A team from Imperial College London and Harvard University report solving the 3-D crystal structure of a retroviral integrase enzyme bound with viral DNA. The work is published in Nature in a paper titled “Retroviral intasome assembly and inhibition of DNA strand transfer.”
Integrase is an essential retroviral enzyme that binds both termini of linear viral DNA and inserts them into a host cell chromosome, explains lead author, Peter Cherepanov, Ph.D., and colleagues. However, to date, the structure of full-length retroviral integrase, either separately or in complex with DNA, has been lacking. Moreover, the researchers add, while clinically useful inhibitors of HIV integrase have been developed, their mechanism of action remains speculative. The structural organization of the enzyme active site, which is believed to adopt its functional state only after viral DNA binding, is also unknown.

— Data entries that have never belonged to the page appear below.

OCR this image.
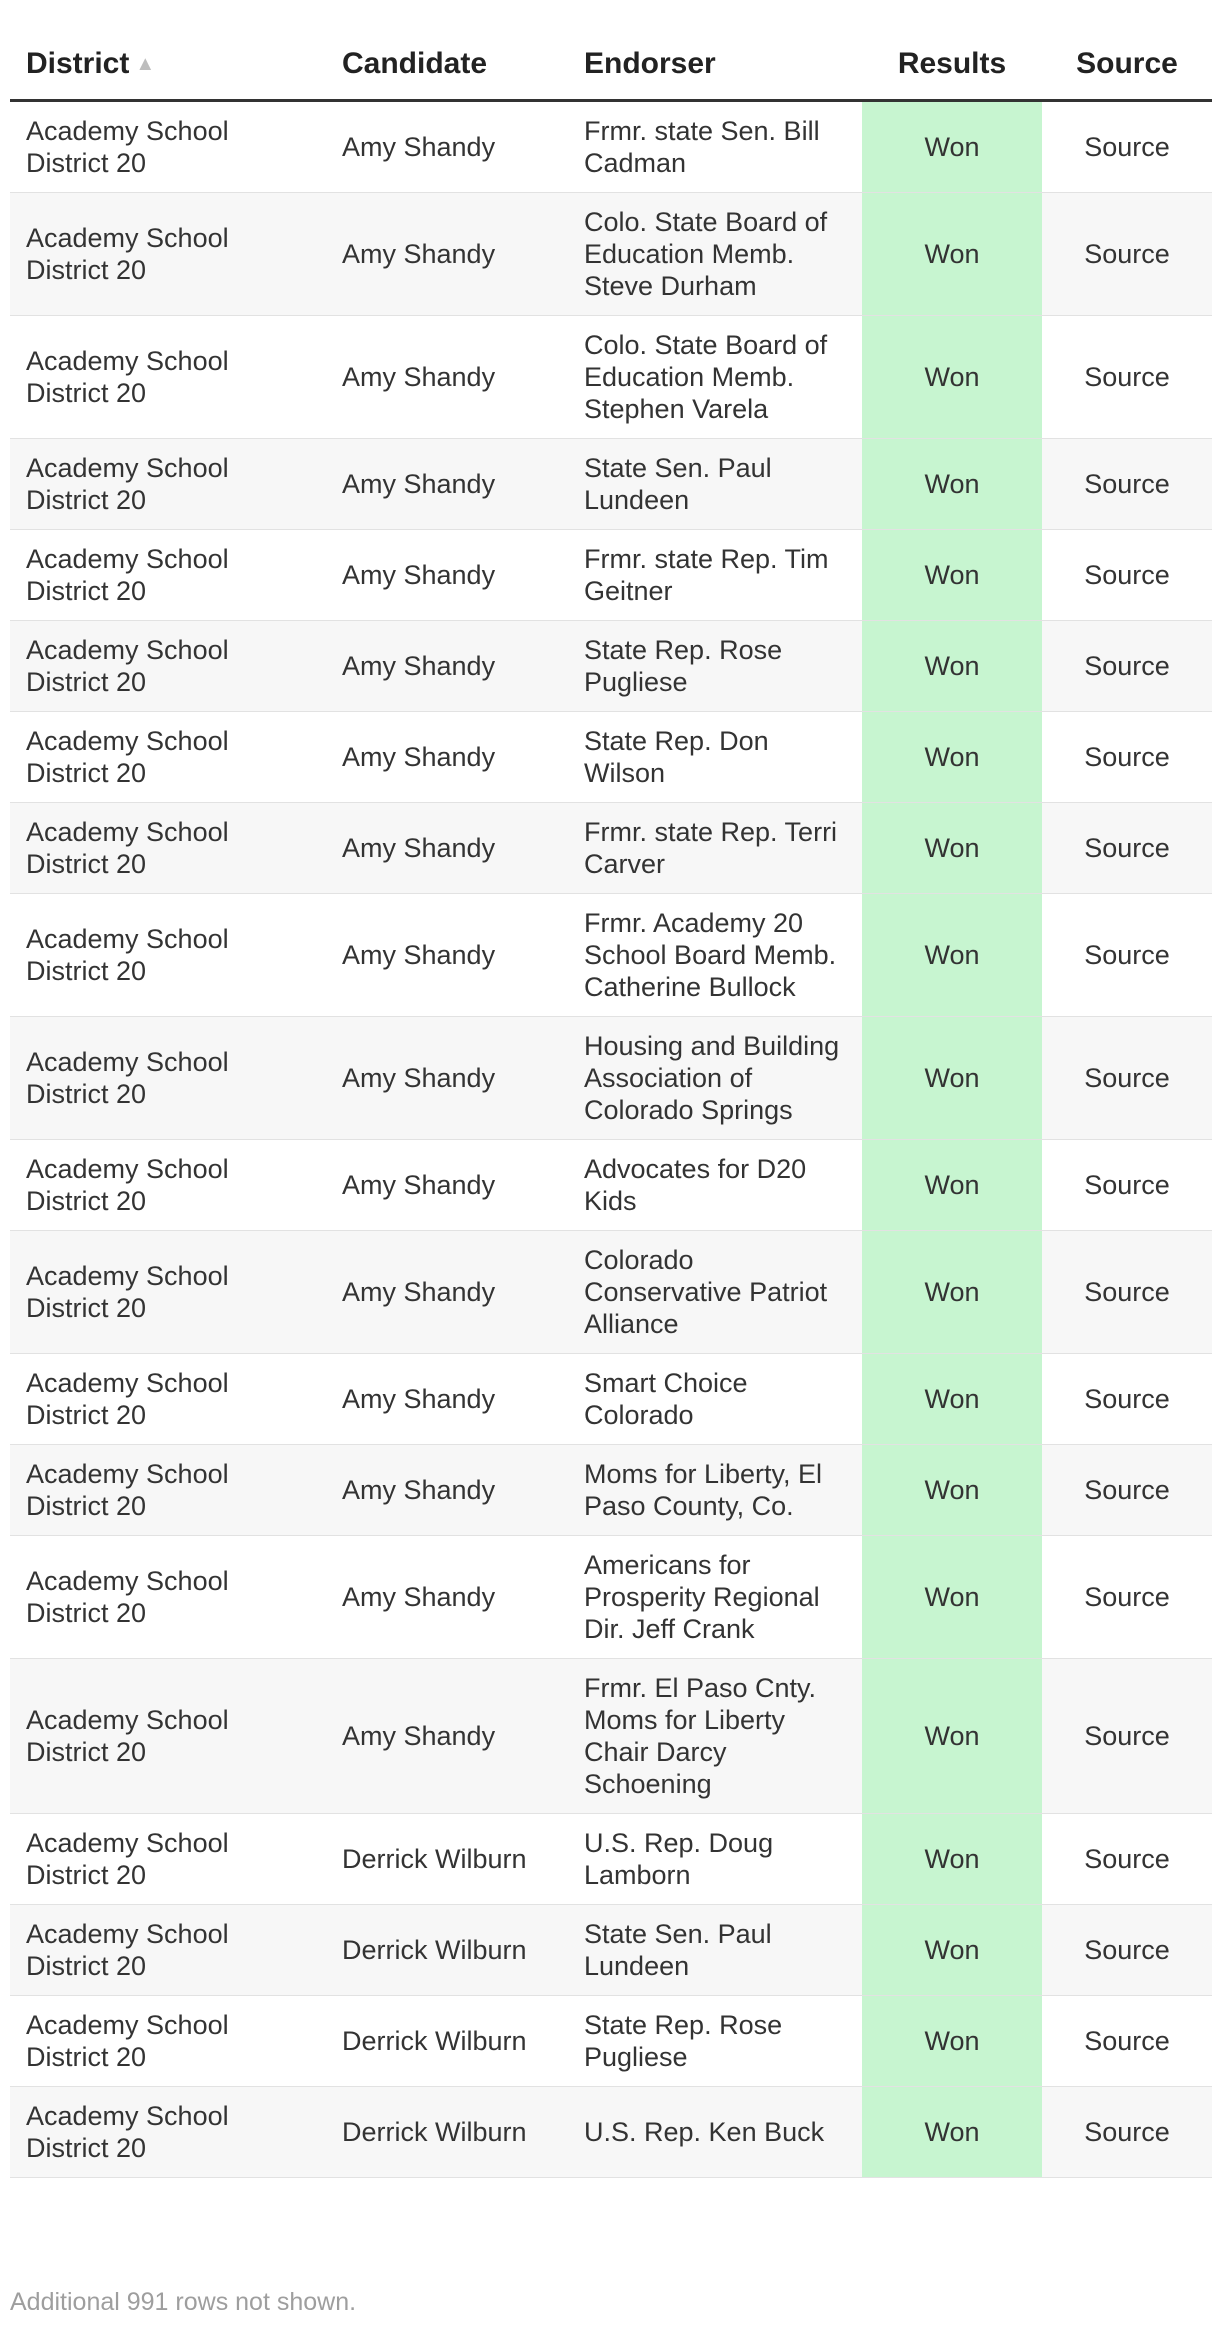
District ▲	Candidate	Endorser	Results	Source
Academy School District 20	Amy Shandy	Frmr. state Sen. Bill Cadman	Won	Source
Academy School District 20	Amy Shandy	Colo. State Board of Education Memb. Steve Durham	Won	Source
Academy School District 20	Amy Shandy	Colo. State Board of Education Memb. Stephen Varela	Won	Source
Academy School District 20	Amy Shandy	State Sen. Paul Lundeen	Won	Source
Academy School District 20	Amy Shandy	Frmr. state Rep. Tim Geitner	Won	Source
Academy School District 20	Amy Shandy	State Rep. Rose Pugliese	Won	Source
Academy School District 20	Amy Shandy	State Rep. Don Wilson	Won	Source
Academy School District 20	Amy Shandy	Frmr. state Rep. Terri Carver	Won	Source
Academy School District 20	Amy Shandy	Frmr. Academy 20 School Board Memb. Catherine Bullock	Won	Source
Academy School District 20	Amy Shandy	Housing and Building Association of Colorado Springs	Won	Source
Academy School District 20	Amy Shandy	Advocates for D20 Kids	Won	Source
Academy School District 20	Amy Shandy	Colorado Conservative Patriot Alliance	Won	Source
Academy School District 20	Amy Shandy	Smart Choice Colorado	Won	Source
Academy School District 20	Amy Shandy	Moms for Liberty, El Paso County, Co.	Won	Source
Academy School District 20	Amy Shandy	Americans for Prosperity Regional Dir. Jeff Crank	Won	Source
Academy School District 20	Amy Shandy	Frmr. El Paso Cnty. Moms for Liberty Chair Darcy Schoening	Won	Source
Academy School District 20	Derrick Wilburn	U.S. Rep. Doug Lamborn	Won	Source
Academy School District 20	Derrick Wilburn	State Sen. Paul Lundeen	Won	Source
Academy School District 20	Derrick Wilburn	State Rep. Rose Pugliese	Won	Source
Academy School District 20	Derrick Wilburn	U.S. Rep. Ken Buck	Won	Source
Additional 991 rows not shown.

The four-year study by the researchers has now obtained diffracting crystals of the full-length integrase enzyme from the prototype foamy virus in complex with its cognate viral DNA. The structural data has shown that the retroviral intasome—the minimal functional complex involving viral DNA and integrase—comprises an integrase tetramer tightly associated with a pair of viral DNA ends. All three canonical integrase structural domains are involved in extensive protein–DNA and protein–protein interactions.

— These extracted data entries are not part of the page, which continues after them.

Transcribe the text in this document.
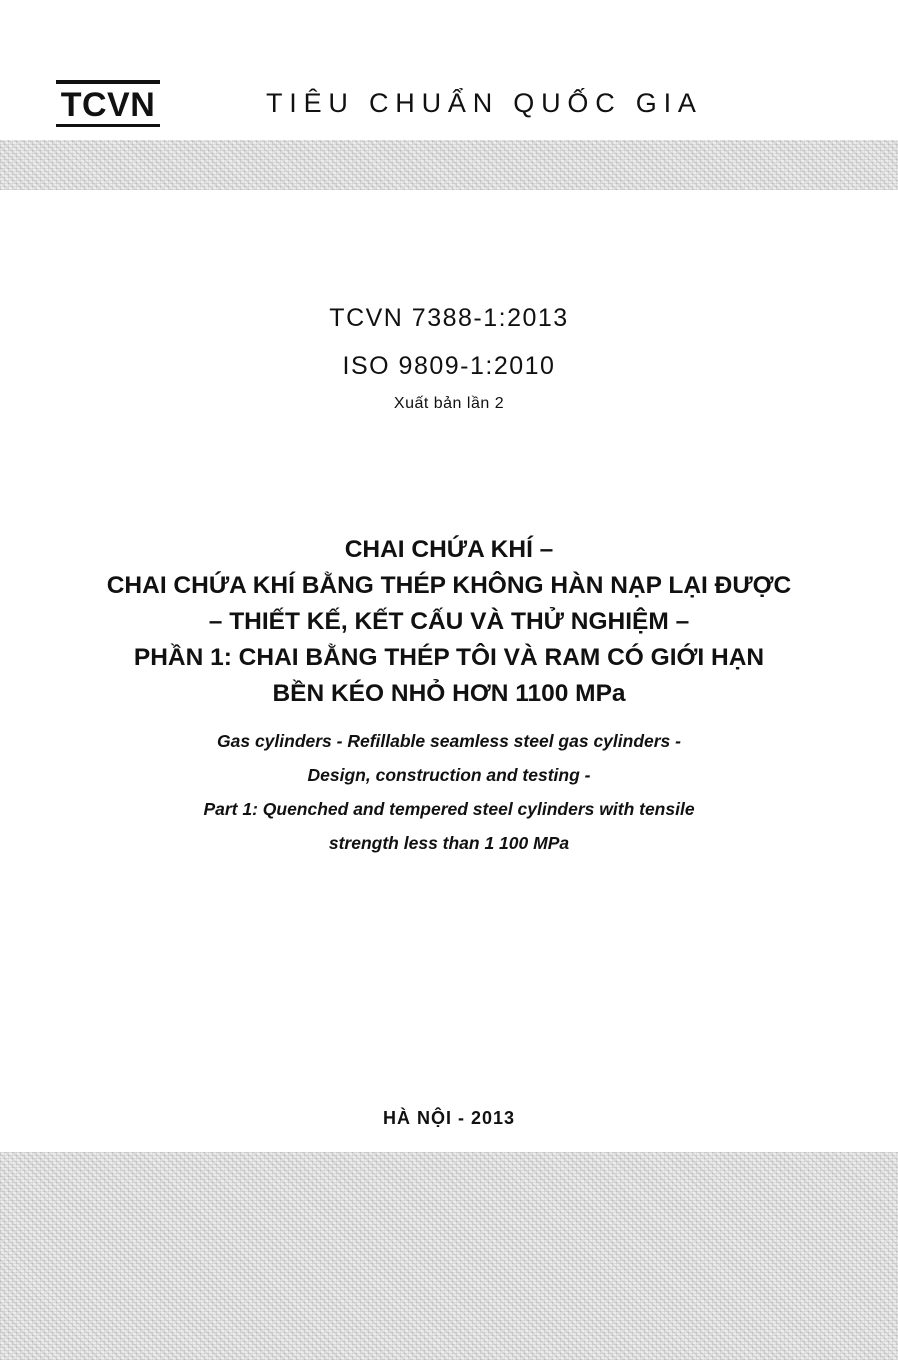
TCVN	TIÊU CHUẨN QUỐC GIA
TCVN 7388-1:2013
ISO 9809-1:2010
Xuất bản lần 2
CHAI CHỨA KHÍ –
CHAI CHỨA KHÍ BẰNG THÉP KHÔNG HÀN NẠP LẠI ĐƯỢC
– THIẾT KẾ, KẾT CẤU VÀ THỬ NGHIỆM –
PHẦN 1: CHAI BẰNG THÉP TÔI VÀ RAM CÓ GIỚI HẠN
BỀN KÉO NHỎ HƠN 1100 MPa
Gas cylinders - Refillable seamless steel gas cylinders -
Design, construction and testing -
Part 1: Quenched and tempered steel cylinders with tensile
strength less than 1 100 MPa
HÀ NỘI - 2013
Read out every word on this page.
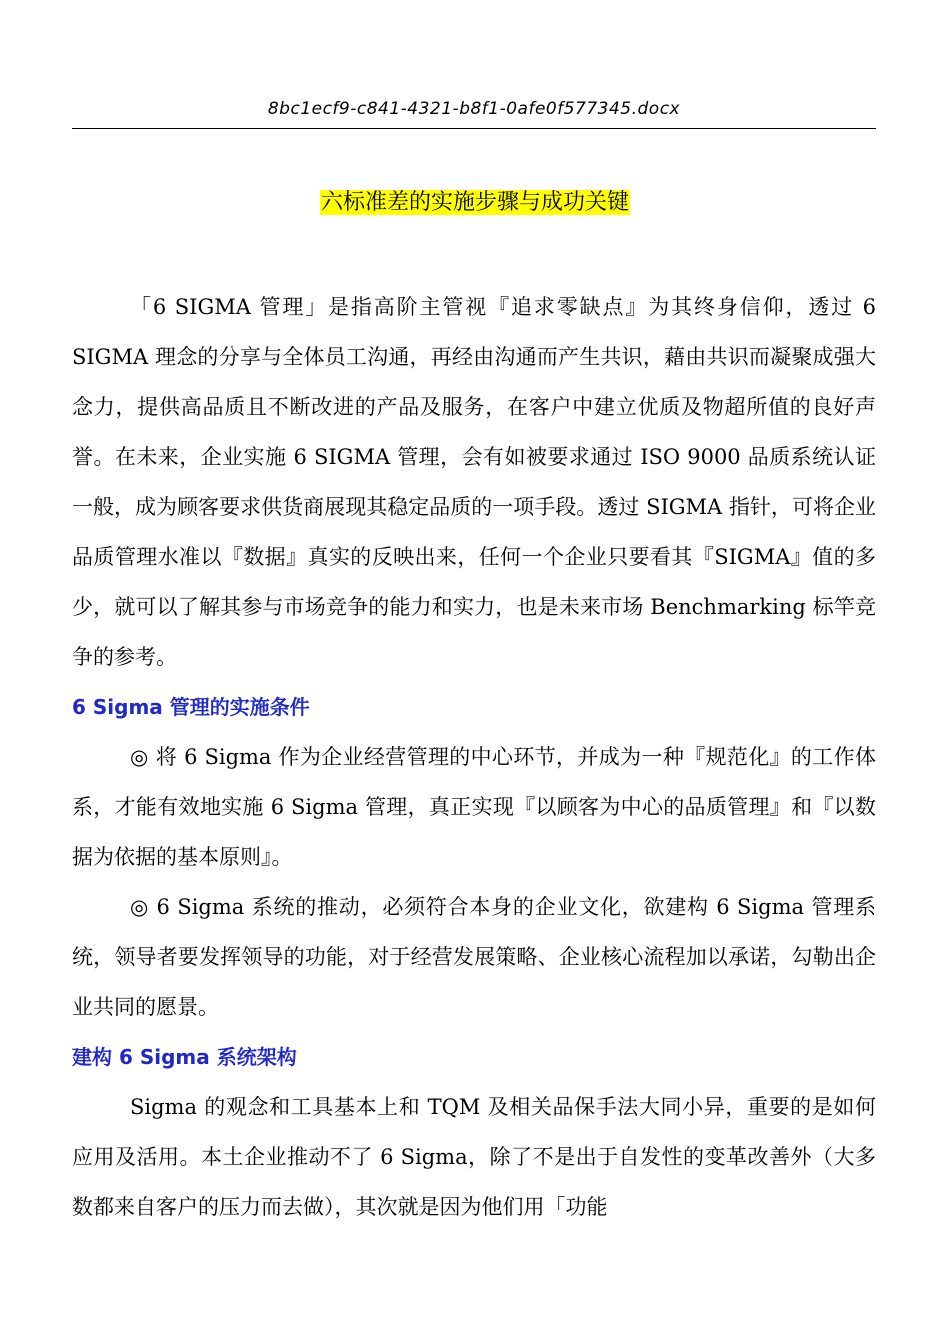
8bc1ecf9-c841-4321-b8f1-0afe0f577345.docx
六标准差的实施步骤与成功关键

「6 SIGMA 管理」是指高阶主管视『追求零缺点』为其终身信仰，透过 6 SIGMA 理念的分享与全体员工沟通，再经由沟通而产生共识，藉由共识而凝聚成强大念力，提供高品质且不断改进的产品及服务，在客户中建立优质及物超所值的良好声誉。在未来，企业实施 6 SIGMA 管理，会有如被要求通过 ISO 9000 品质系统认证一般，成为顾客要求供货商展现其稳定品质的一项手段。透过 SIGMA 指针，可将企业品质管理水准以『数据』真实的反映出来，任何一个企业只要看其『SIGMA』值的多少，就可以了解其参与市场竞争的能力和实力，也是未来市场 Benchmarking 标竿竞争的参考。

6 Sigma 管理的实施条件

◎ 将 6 Sigma 作为企业经营管理的中心环节，并成为一种『规范化』的工作体系，才能有效地实施 6 Sigma 管理，真正实现『以顾客为中心的品质管理』和『以数据为依据的基本原则』。

◎ 6 Sigma 系统的推动，必须符合本身的企业文化，欲建构 6 Sigma 管理系统，领导者要发挥领导的功能，对于经营发展策略、企业核心流程加以承诺，勾勒出企业共同的愿景。

建构 6 Sigma 系统架构

Sigma 的观念和工具基本上和 TQM 及相关品保手法大同小异，重要的是如何应用及活用。本土企业推动不了 6 Sigma，除了不是出于自发性的变革改善外（大多数都来自客户的压力而去做），其次就是因为他们用「功能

The binding of strand-transfer inhibitors essentially displaces the reactive viral DNA end from the active site, disarming the viral nucleoprotein complex, the scientists suggest. “Our findings will allow the generation of reliable HIV-1 integrase and integrase strand inhibitor pharmacophore models, which will be invaluable for the development of next-generation strand-transfer inhibitors.”

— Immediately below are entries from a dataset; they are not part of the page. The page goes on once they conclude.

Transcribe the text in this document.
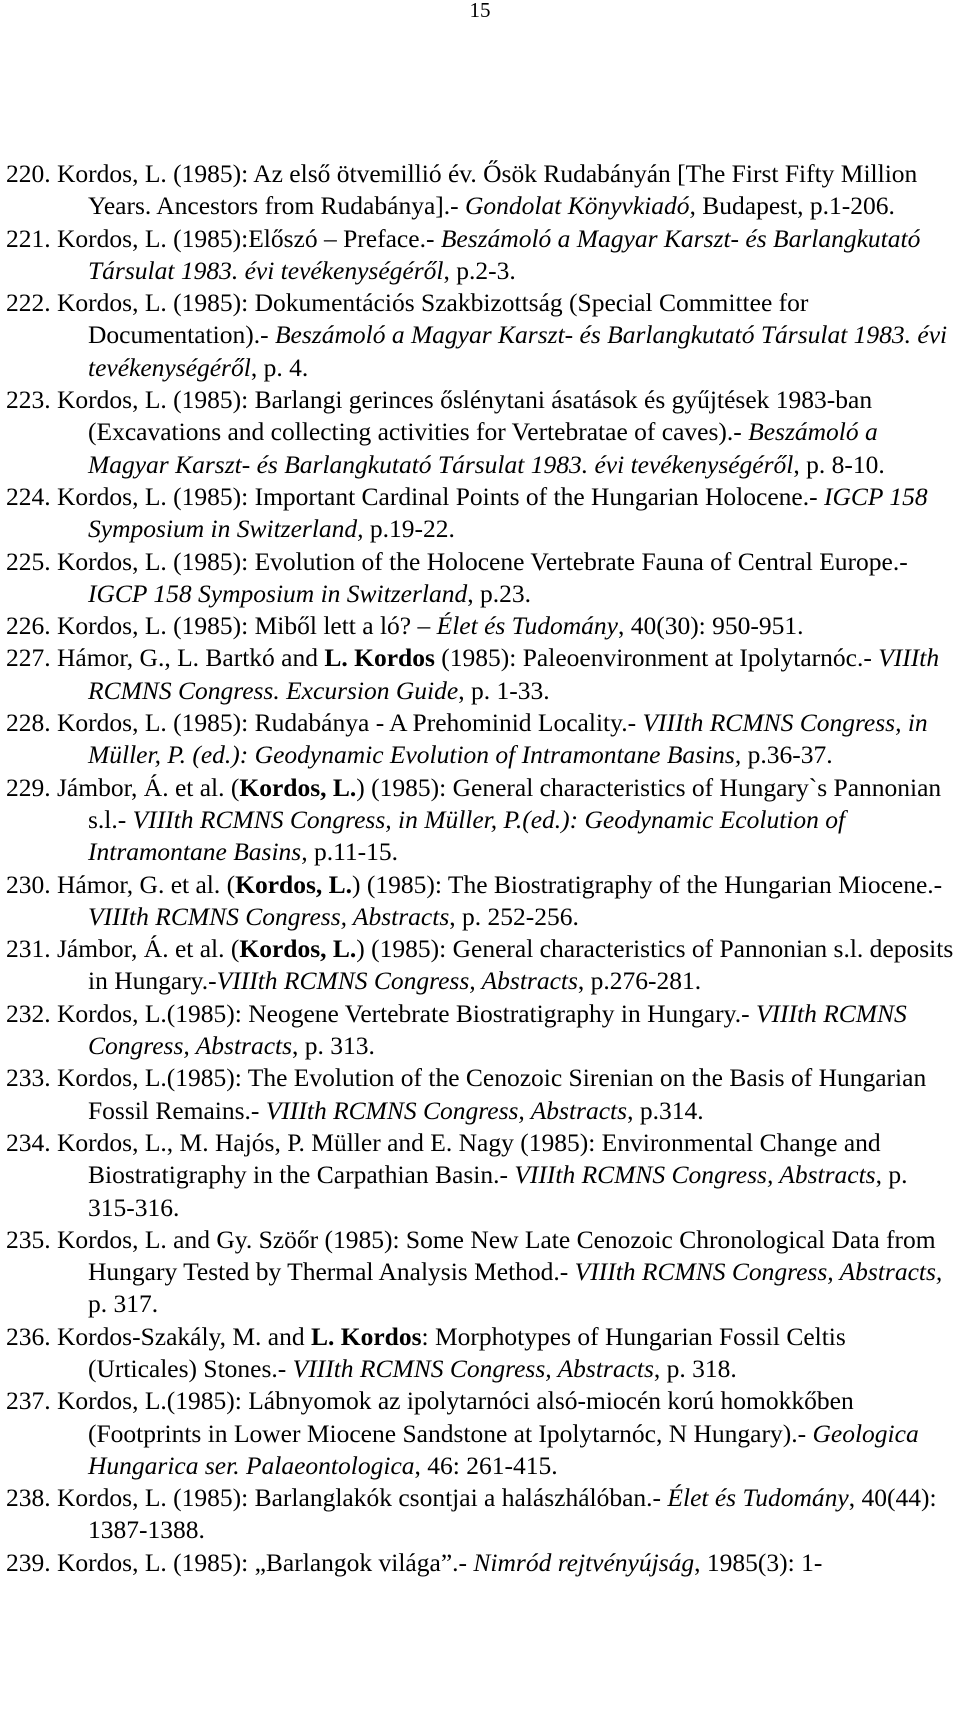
15
220. Kordos, L. (1985): Az első ötvemillió év. Ősök Rudabányán [The First Fifty Million Years. Ancestors from Rudabánya].- Gondolat Könyvkiadó, Budapest, p.1-206.
221. Kordos, L. (1985):Előszó – Preface.- Beszámoló a Magyar Karszt- és Barlangkutató Társulat 1983. évi tevékenységéről, p.2-3.
222. Kordos, L. (1985): Dokumentációs Szakbizottság (Special Committee for Documentation).- Beszámoló a Magyar Karszt- és Barlangkutató Társulat 1983. évi tevékenységéről, p. 4.
223. Kordos, L. (1985): Barlangi gerinces őslénytani ásatások és gyűjtések 1983-ban (Excavations and collecting activities for Vertebratae of caves).- Beszámoló a Magyar Karszt- és Barlangkutató Társulat 1983. évi tevékenységéről, p. 8-10.
224. Kordos, L. (1985): Important Cardinal Points of the Hungarian Holocene.- IGCP 158 Symposium in Switzerland, p.19-22.
225. Kordos, L. (1985): Evolution of the Holocene Vertebrate Fauna of Central Europe.- IGCP 158 Symposium in Switzerland, p.23.
226. Kordos, L. (1985): Miből lett a ló? – Élet és Tudomány, 40(30): 950-951.
227. Hámor, G., L. Bartkó and L. Kordos (1985): Paleoenvironment at Ipolytarnóc.- VIIIth RCMNS Congress. Excursion Guide, p. 1-33.
228. Kordos, L. (1985): Rudabánya - A Prehominid Locality.- VIIIth RCMNS Congress, in Müller, P. (ed.): Geodynamic Evolution of Intramontane Basins, p.36-37.
229. Jámbor, Á. et al. (Kordos, L.) (1985): General characteristics of Hungary`s Pannonian s.l.- VIIIth RCMNS Congress, in Müller, P.(ed.): Geodynamic Ecolution of Intramontane Basins, p.11-15.
230. Hámor, G. et al. (Kordos, L.) (1985): The Biostratigraphy of the Hungarian Miocene.- VIIIth RCMNS Congress, Abstracts, p. 252-256.
231. Jámbor, Á. et al. (Kordos, L.) (1985): General characteristics of Pannonian s.l. deposits in Hungary.-VIIIth RCMNS Congress, Abstracts, p.276-281.
232. Kordos, L.(1985): Neogene Vertebrate Biostratigraphy in Hungary.- VIIIth RCMNS Congress, Abstracts, p. 313.
233. Kordos, L.(1985): The Evolution of the Cenozoic Sirenian on the Basis of Hungarian Fossil Remains.- VIIIth RCMNS Congress, Abstracts, p.314.
234. Kordos, L., M. Hajós, P. Müller and E. Nagy (1985): Environmental Change and Biostratigraphy in the Carpathian Basin.- VIIIth RCMNS Congress, Abstracts, p. 315-316.
235. Kordos, L. and Gy. Szöőr (1985): Some New Late Cenozoic Chronological Data from Hungary Tested by Thermal Analysis Method.- VIIIth RCMNS Congress, Abstracts, p. 317.
236. Kordos-Szakály, M. and L. Kordos: Morphotypes of Hungarian Fossil Celtis (Urticales) Stones.- VIIIth RCMNS Congress, Abstracts, p. 318.
237. Kordos, L.(1985): Lábnyomok az ipolytarnóci alsó-miocén korú homokkőben (Footprints in Lower Miocene Sandstone at Ipolytarnóc, N Hungary).- Geologica Hungarica ser. Palaeontologica, 46: 261-415.
238. Kordos, L. (1985): Barlanglakók csontjai a halászhálóban.- Élet és Tudomány, 40(44): 1387-1388.
239. Kordos, L. (1985): „Barlangok világa”.- Nimród rejtvényújság, 1985(3): 1-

The project achieved results that had previously thwarted many other researchers, Dr. Cherepanov commented. The final success was only achieved following more than 40,000 trials, from which just seven crystals were grown, only one of which was of sufficient quality to allow determination of the 3-D structure. “We knew that the project was very difficult and that many tricks had already been tried and given up by others long ago,” he admits. “Therefore we went back to square one and started by looking for a better model of HIV integrase, which could be more amenable for crystallization.”